Sarah Palin, ex vicepresidenciable republicana.

Gobernadores de todos los estados republicanos de Estados Unidos hacen su autocrí­tica en un debate interno que realiza el partido conservador en Miami, poco más de una semana después de la amplia derrota en las elecciones presidenciales ante los demócratas, liderados por Barack Obama.


La reunión anual de los 23 lí­deres republicanos, que se lleva a cabo hasta mañana, marcó ayer la reaparición pública de la ex candidata a la vicepresidencia, la gobernadora de Alaska Sarah Palin, considerada una de las figuras en las que podrí­a sentarse la renovación partidaria de cara a las elecciones de 2012.

Palin dijo que se siente «muy optimista» ante el gobierno del presidente electo Obama, cuya elección califico como «un momento histórico del paí­s».

«Los estadounidenses estaremos juntos, demócratas y republicanos trabajando detrás del nuevo presidente por el progreso del paí­s», afirmó.

Y en relación a su futuro señaló que esperará a ver qué oportunidades se presentan. «No quiero cerrar ninguna puerta en este momento», dijo en una entrevista con la cadena CNN, que la consulto sobre la posibilidad de que pretenda ser candidata a presidente en las próximas elecciones.

Palin se referirá hoy, en una sesión de la conferencia, a la transición que atraviesa el Partido Republicano desde el fracaso electoral de la semana pasada.

El Partido Republicano, que sufrió en los comicios del martes 4 la amplia derrota de su fórmula John McCain-Sarah Palin a manos del binomio demócrata Barack Obama-Joe Biden, se encuentra en pleno reagrupamiento de sus fuerzas antes de buscar un relanzamiento con la mirada puesta en los próximos comicios presidenciales.

La derrota fue aun mayor, porque los republicanos perdieron en las elecciones de la semana pasada seis asientos en el Senado y unos 20 en la Cámara de Representantes, ambas dominadas por los demócratas.

Además de Palin asisten a la reunión de gobernadores en Miami otras jóvenes promesas republicanas, consideradas reservas polí­ticas a futuro, como los gobernadores Tim Pawlenty, de Minnesota (norte), Bobby Jindal, de Luisiana (sur) y Charlie Crist, de Florida (sureste).

Tras ocho años de gobierno de George W. Bush, que deja la administración con un nivel récord de impopularidad, y un reciente candidato presidencial, John McCain, perdedor de las elecciones y con 72 años, los republicanos sienten la urgencia de la renovación de liderazgos.

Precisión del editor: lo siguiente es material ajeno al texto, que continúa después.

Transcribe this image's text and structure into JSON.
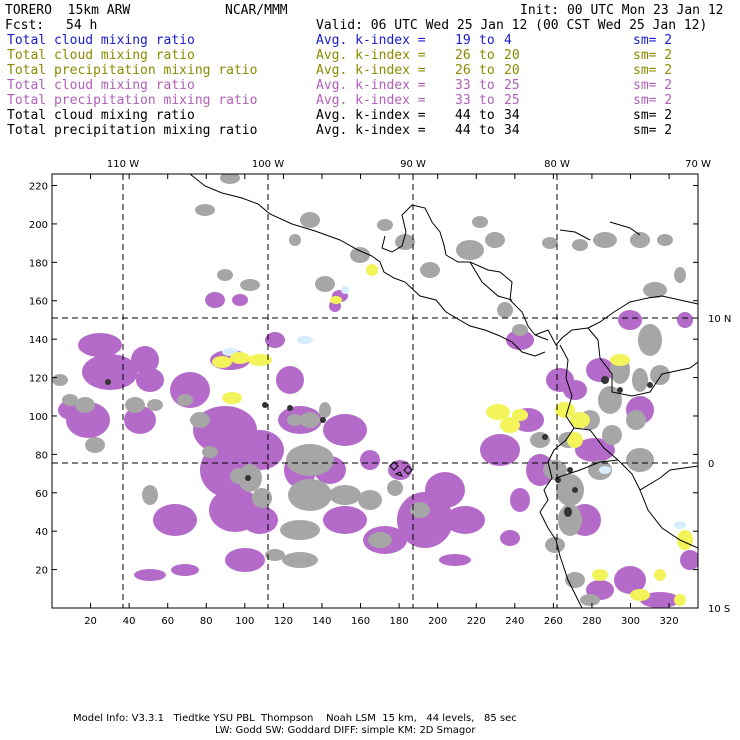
{
  "header": {
    "model": "TORERO  15km ARW",
    "org": "NCAR/MMM",
    "init": "Init: 00 UTC Mon 23 Jan 12",
    "fcst_label": "Fcst:",
    "fcst_value": "54 h",
    "valid": "Valid: 06 UTC Wed 25 Jan 12 (00 CST Wed 25 Jan 12)"
  },
  "legend": [
    {
      "field": "Total cloud mixing ratio",
      "stat": "Avg. k-index =",
      "from": "19",
      "to_word": "to",
      "to": "4",
      "sm": "sm= 2",
      "color": "#1a1acd"
    },
    {
      "field": "Total cloud mixing ratio",
      "stat": "Avg. k-index =",
      "from": "26",
      "to_word": "to",
      "to": "20",
      "sm": "sm= 2",
      "color": "#8b8b00"
    },
    {
      "field": "Total precipitation mixing ratio",
      "stat": "Avg. k-index =",
      "from": "26",
      "to_word": "to",
      "to": "20",
      "sm": "sm= 2",
      "color": "#8b8b00"
    },
    {
      "field": "Total cloud mixing ratio",
      "stat": "Avg. k-index =",
      "from": "33",
      "to_word": "to",
      "to": "25",
      "sm": "sm= 2",
      "color": "#b060b8"
    },
    {
      "field": "Total precipitation mixing ratio",
      "stat": "Avg. k-index =",
      "from": "33",
      "to_word": "to",
      "to": "25",
      "sm": "sm= 2",
      "color": "#b060b8"
    },
    {
      "field": "Total cloud mixing ratio",
      "stat": "Avg. k-index =",
      "from": "44",
      "to_word": "to",
      "to": "34",
      "sm": "sm= 2",
      "color": "#000000"
    },
    {
      "field": "Total precipitation mixing ratio",
      "stat": "Avg. k-index =",
      "from": "44",
      "to_word": "to",
      "to": "34",
      "sm": "sm= 2",
      "color": "#000000"
    }
  ],
  "map": {
    "lon_labels": [
      "110 W",
      "100 W",
      "90 W",
      "80 W",
      "70 W"
    ],
    "lat_labels": [
      "10 N",
      "0",
      "10 S"
    ],
    "y_ticks": [
      20,
      40,
      60,
      80,
      100,
      120,
      140,
      160,
      180,
      200,
      220
    ],
    "x_ticks": [
      20,
      40,
      60,
      80,
      100,
      120,
      140,
      160,
      180,
      200,
      220,
      240,
      260,
      280,
      300,
      320
    ],
    "grid_range": {
      "x": [
        0,
        335
      ],
      "y": [
        0,
        226
      ]
    },
    "colors": {
      "purple": "#b46ac8",
      "gray": "#a6a6a6",
      "dark": "#333333",
      "yellow": "#f3f35a",
      "cyan": "#d6ecff",
      "coast": "#000000"
    }
  },
  "footer": {
    "line1": "Model Info: V3.3.1   Tiedtke YSU PBL  Thompson    Noah LSM  15 km,   44 levels,   85 sec",
    "line2": "LW: Godd SW: Goddard DIFF: simple KM: 2D Smagor"
  }
}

Sin medias tintas, Jindal reconoció ayer que la victoria de los demócratas fue amplia e incuestionable. «La campaña de Obama fue extraordinaria sobre el terreno, no debemos discutir sobre eso, debemos aprender», dijo el gobernador de Luisiana.

Para Charlie Crist, gobernador de Florida, su partido «necesita volver a ser un partido de integración, que gane adeptos también dentro de la comunidad afro-estadounidense y recupere el voto de los hispanos», que al igual que los negros se volcaron decididamente hacia Obama.

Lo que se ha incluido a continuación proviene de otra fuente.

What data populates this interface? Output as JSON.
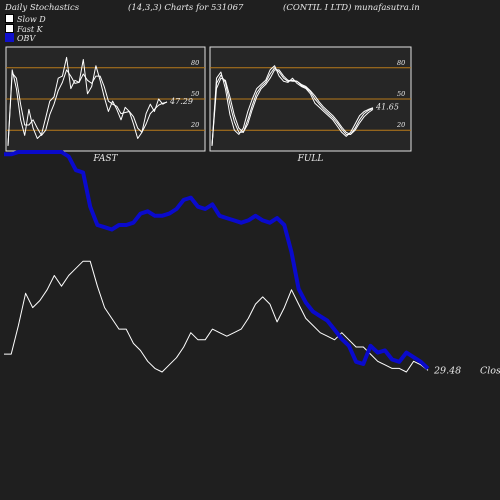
{
  "header": {
    "left": "Daily Stochastics",
    "mid": "(14,3,3) Charts for 531067",
    "right": "(CONTIL I LTD) munafasutra.in"
  },
  "legend": [
    {
      "label": "Slow  D",
      "color": "#ffffff",
      "border": "#000000"
    },
    {
      "label": "Fast K",
      "color": "#ffffff",
      "border": "#000000"
    },
    {
      "label": "OBV",
      "color": "#1010cc",
      "border": "#1010cc"
    }
  ],
  "colors": {
    "level_line": "#b87a1a",
    "osc_line": "#ffffff",
    "obv_line": "#0a0acc",
    "price_line": "#ffffff",
    "panel_bg": "#262626"
  },
  "chart_data": [
    {
      "type": "line",
      "panel": "FAST",
      "title": "FAST",
      "ylim": [
        0,
        100
      ],
      "levels": [
        20,
        50,
        80
      ],
      "tick_labels": [
        "80",
        "50",
        "20"
      ],
      "last_value_label": "47.29",
      "series": [
        {
          "values": [
            5,
            78,
            60,
            30,
            15,
            40,
            22,
            12,
            16,
            32,
            48,
            52,
            70,
            72,
            90,
            60,
            68,
            66,
            88,
            55,
            62,
            82,
            68,
            52,
            38,
            48,
            40,
            30,
            42,
            38,
            26,
            12,
            18,
            36,
            45,
            38,
            50,
            45,
            47.29
          ]
        },
        {
          "values": [
            5,
            75,
            70,
            45,
            25,
            25,
            30,
            22,
            15,
            20,
            35,
            45,
            58,
            66,
            78,
            72,
            65,
            66,
            74,
            68,
            65,
            72,
            72,
            62,
            48,
            45,
            43,
            36,
            37,
            38,
            33,
            22,
            18,
            26,
            36,
            40,
            44,
            46,
            47
          ]
        }
      ]
    },
    {
      "type": "line",
      "panel": "FULL",
      "title": "FULL",
      "ylim": [
        0,
        100
      ],
      "levels": [
        20,
        50,
        80
      ],
      "tick_labels": [
        "80",
        "50",
        "20"
      ],
      "last_value_label": "41.65",
      "series": [
        {
          "values": [
            5,
            70,
            76,
            60,
            35,
            20,
            16,
            22,
            38,
            50,
            60,
            64,
            68,
            78,
            82,
            72,
            67,
            66,
            70,
            65,
            62,
            60,
            55,
            46,
            42,
            38,
            34,
            30,
            24,
            18,
            14,
            18,
            26,
            34,
            38,
            40,
            41.65
          ]
        },
        {
          "values": [
            5,
            65,
            73,
            66,
            45,
            28,
            18,
            18,
            30,
            44,
            56,
            62,
            66,
            74,
            80,
            76,
            70,
            67,
            68,
            67,
            63,
            61,
            57,
            50,
            45,
            40,
            36,
            32,
            27,
            21,
            16,
            16,
            22,
            30,
            36,
            39,
            41
          ]
        },
        {
          "values": [
            5,
            60,
            70,
            68,
            52,
            34,
            22,
            18,
            26,
            40,
            52,
            60,
            64,
            70,
            78,
            78,
            72,
            68,
            67,
            67,
            64,
            62,
            58,
            53,
            47,
            42,
            38,
            34,
            29,
            23,
            18,
            16,
            20,
            27,
            33,
            37,
            40
          ]
        }
      ]
    },
    {
      "type": "line",
      "panel": "price-obv",
      "last_value_label": "29.48",
      "price_label": "Close",
      "series": [
        {
          "name": "OBV",
          "values": [
            -1,
            -1,
            0,
            0,
            0,
            0,
            0,
            0,
            0,
            -2,
            -8,
            -9,
            -24,
            -32,
            -33,
            -34,
            -32,
            -32,
            -31,
            -27,
            -26,
            -28,
            -28,
            -27,
            -25,
            -21,
            -20,
            -24,
            -25,
            -23,
            -28,
            -29,
            -30,
            -31,
            -30,
            -28,
            -30,
            -31,
            -29,
            -32,
            -44,
            -60,
            -66,
            -70,
            -72,
            -74,
            -78,
            -82,
            -85,
            -92,
            -93,
            -85,
            -88,
            -87,
            -91,
            -92,
            -88,
            -90,
            -92,
            -95
          ]
        },
        {
          "name": "Close",
          "values": [
            34,
            34,
            42,
            51,
            47,
            49,
            52,
            56,
            53,
            56,
            58,
            60,
            60,
            53,
            47,
            44,
            41,
            41,
            37,
            35,
            32,
            30,
            29,
            31,
            33,
            36,
            40,
            38,
            38,
            41,
            40,
            39,
            40,
            41,
            44,
            48,
            50,
            48,
            43,
            47,
            52,
            48,
            44,
            42,
            40,
            39,
            38,
            40,
            38,
            36,
            36,
            34,
            32,
            31,
            30,
            30,
            29,
            32,
            31,
            29.48
          ]
        }
      ]
    }
  ]
}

Frank Luntz, un encuestador y estratega polí­tico del Partido Republicano, entendió que una de las causas de la derrota electoral fue que los conservadores perdieron ampliamente la batalla en los medios de comunicación.

«Los republicanos pueden tener los talk shows en radio, pero los demócratas tuvieron la internet, que es la herramienta del momento», señaló.

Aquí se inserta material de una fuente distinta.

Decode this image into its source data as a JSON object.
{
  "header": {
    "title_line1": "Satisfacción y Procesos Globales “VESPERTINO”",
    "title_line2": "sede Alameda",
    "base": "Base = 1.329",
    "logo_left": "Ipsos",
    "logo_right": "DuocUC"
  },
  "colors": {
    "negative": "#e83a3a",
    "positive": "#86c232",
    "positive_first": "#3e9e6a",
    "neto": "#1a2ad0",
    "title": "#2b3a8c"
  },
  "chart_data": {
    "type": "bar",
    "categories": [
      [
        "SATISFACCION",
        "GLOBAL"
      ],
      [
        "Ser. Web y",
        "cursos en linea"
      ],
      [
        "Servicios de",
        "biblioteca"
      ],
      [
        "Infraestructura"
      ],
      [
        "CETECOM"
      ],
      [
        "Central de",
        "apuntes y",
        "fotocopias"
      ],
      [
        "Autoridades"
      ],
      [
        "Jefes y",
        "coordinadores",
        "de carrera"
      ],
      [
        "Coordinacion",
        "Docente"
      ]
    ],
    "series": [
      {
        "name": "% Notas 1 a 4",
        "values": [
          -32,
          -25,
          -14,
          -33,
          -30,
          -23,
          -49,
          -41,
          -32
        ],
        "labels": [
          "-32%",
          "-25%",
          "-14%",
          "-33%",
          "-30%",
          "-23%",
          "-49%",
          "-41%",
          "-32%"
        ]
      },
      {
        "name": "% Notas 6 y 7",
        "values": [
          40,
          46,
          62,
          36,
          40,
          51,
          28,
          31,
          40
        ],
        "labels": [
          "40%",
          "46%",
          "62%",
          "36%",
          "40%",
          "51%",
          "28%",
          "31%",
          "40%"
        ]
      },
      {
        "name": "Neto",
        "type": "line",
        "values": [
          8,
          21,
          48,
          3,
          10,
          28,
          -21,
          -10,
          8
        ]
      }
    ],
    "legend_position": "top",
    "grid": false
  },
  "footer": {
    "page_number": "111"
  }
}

«»Es internet, estúpido», debe ser hoy uno de nuestros aprendizajes», dijo Luntz en referencia a una recordada frase de la campaña electoral de Bill Clinton en 1992 referida a la economí­a, y mencionó que en la campaña presidencial la gente recibí­a información sobre los candidatos en un 64% ví­a internet y un 46% por cable, ambos por encima de los demás medios.

Otro importante problema que arrojó la reciente elección para el Partido Republicano fue «la pérdida de los jóvenes republicanos», dijo Luntz.

«Tuvimos apenas el 32% del voto de los jóvenes, el más bajo nivel histórico», señaló.

Para el gobernador de Mississippi (sur), Haley Barbour, el problema que tienen en sus manos los republicanos en este momento «no es analizar la campaña de McCain, nuestro problema es ver qué pasó en los últimos años y tratar de aprender de nuestros muchos errores».